Update the in-memory graph with the edges from the input edge list features.

This function inserts the edges from the input edge list features into the in-memory graph.

Parameters:

featuresarray-like of float, shape = (n_edges, n_raw_features): Input edge list. Each edge of this edge list should have the following format: [Edge ID, Source Vertex ID, Target Vertex ID, Timestamp, <other raw features>].

set_params(params)

Set the parameters of this graph preprocessor.

Valid parameter keys can be listed with get_params().

Invoking this function clears the existing in-memory graph.

Returns:

paramsdict

transform(features_in)

Generate graph-based features for each edge in the input edge list features_in.

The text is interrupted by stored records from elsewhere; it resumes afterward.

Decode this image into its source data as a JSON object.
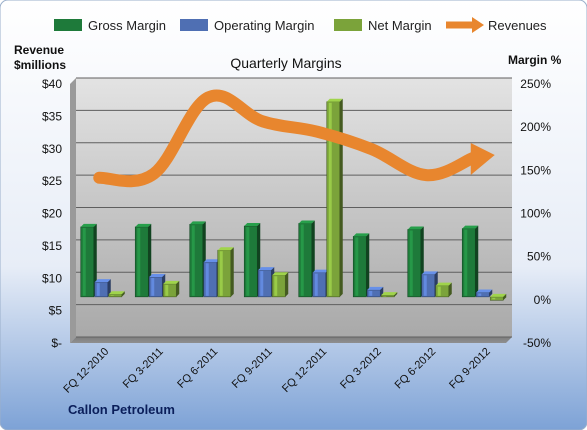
{
  "chart_data": {
    "type": "bar",
    "title": "Quarterly Margins",
    "source": "Callon Petroleum",
    "left_axis": {
      "label_line1": "Revenue",
      "label_line2": "$millions",
      "range": [
        0,
        40
      ],
      "ticks": [
        0,
        5,
        10,
        15,
        20,
        25,
        30,
        35,
        40
      ],
      "tick_labels": [
        "$-",
        "$5",
        "$10",
        "$15",
        "$20",
        "$25",
        "$30",
        "$35",
        "$40"
      ]
    },
    "right_axis": {
      "label": "Margin %",
      "range": [
        -50,
        250
      ],
      "ticks": [
        -50,
        0,
        50,
        100,
        150,
        200,
        250
      ],
      "tick_labels": [
        "-50%",
        "0%",
        "50%",
        "100%",
        "150%",
        "200%",
        "250%"
      ]
    },
    "categories": [
      "FQ 12-2010",
      "FQ 3-2011",
      "FQ 6-2011",
      "FQ 9-2011",
      "FQ 12-2011",
      "FQ 3-2012",
      "FQ 6-2012",
      "FQ 9-2012"
    ],
    "series": [
      {
        "name": "Gross Margin",
        "axis": "right",
        "kind": "bar",
        "color": "#1E7A3A",
        "values": [
          81,
          81,
          84,
          82,
          85,
          70,
          78,
          79
        ]
      },
      {
        "name": "Operating Margin",
        "axis": "right",
        "kind": "bar",
        "color": "#4F6FB3",
        "values": [
          17,
          23,
          40,
          31,
          28,
          8,
          26,
          5
        ]
      },
      {
        "name": "Net Margin",
        "axis": "right",
        "kind": "bar",
        "color": "#7BA33A",
        "values": [
          3,
          15,
          54,
          25,
          226,
          2,
          13,
          -4
        ]
      },
      {
        "name": "Revenues",
        "axis": "left",
        "kind": "line",
        "color": "#E8862E",
        "values": [
          24.6,
          25.2,
          37.0,
          33.3,
          31.7,
          29.0,
          25.0,
          27.8
        ]
      }
    ],
    "grid": true,
    "legend_position": "top"
  }
}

This function inserts the edges from the input edge list features_in into the in-memory graph of this preprocessor and computes the graph-based features using the updated graph. The input edge list is updated with the graph-based features and is returned as the output.

The computed graph-based features have the following format: <graph-based features> = <graph-pattern features> <vertex statistics features>

The graph-pattern features <graph-pattern features> are created by concatenating the calculated pattern histograms for the patterns in the following order: fan-in, fan-out, degree-in, degree-out, scatter-gather, temporal cycle, length-constrained simple cycles. Only the histograms of the graph patterns that are enabled in params are present in <graph-pattern features>.

The graph vertex statistics features <vertex statistics features> contain the features for the source and the target vertex of an edge. These vertex features are calculated separately for outgoing and incoming edges of each vertex: <vertex statistics features> = <source vertex features - outgoing edges> <source vertex features - incoming edges>

<target vertex features - outgoing edges> <target vertex features - incoming edges>

Source/target vertex features for both outgoing and incoming edges have the following format: <fan> <degree> <ratio> <average,sum,…,kurtosis for c_0>…<average,sum,…,kurtosis for c_k> where c_0,…,c_k are raw feature columns specified in vertex_stats_cols of params. The vertex statistics features other than fan, degree, and ratio are calculated for each raw feature column from vertex_stats_cols. Only the vertex statistics features that are selected in vertex_stats_feats of params are present in <vertex statistics features>.

Parameters:

features_inarray-like of float, shape = (n_edges, n_raw_features): Input edge list. Each edge of this edge list should have the following format: [Edge ID, Source Vertex ID, Target Vertex ID, Timestamp, <other raw features>].

Returns:

features_out: array-like of float, shape = (n_edges, n_raw_features + n_eng_features): Input edge list with additional n_eng_features graph-based features per edge. Each edge of this edge list has the following format: [Edge ID, Source Vertex ID, Target Vertex ID, Timestamp, <other raw features>, <graph-based features>].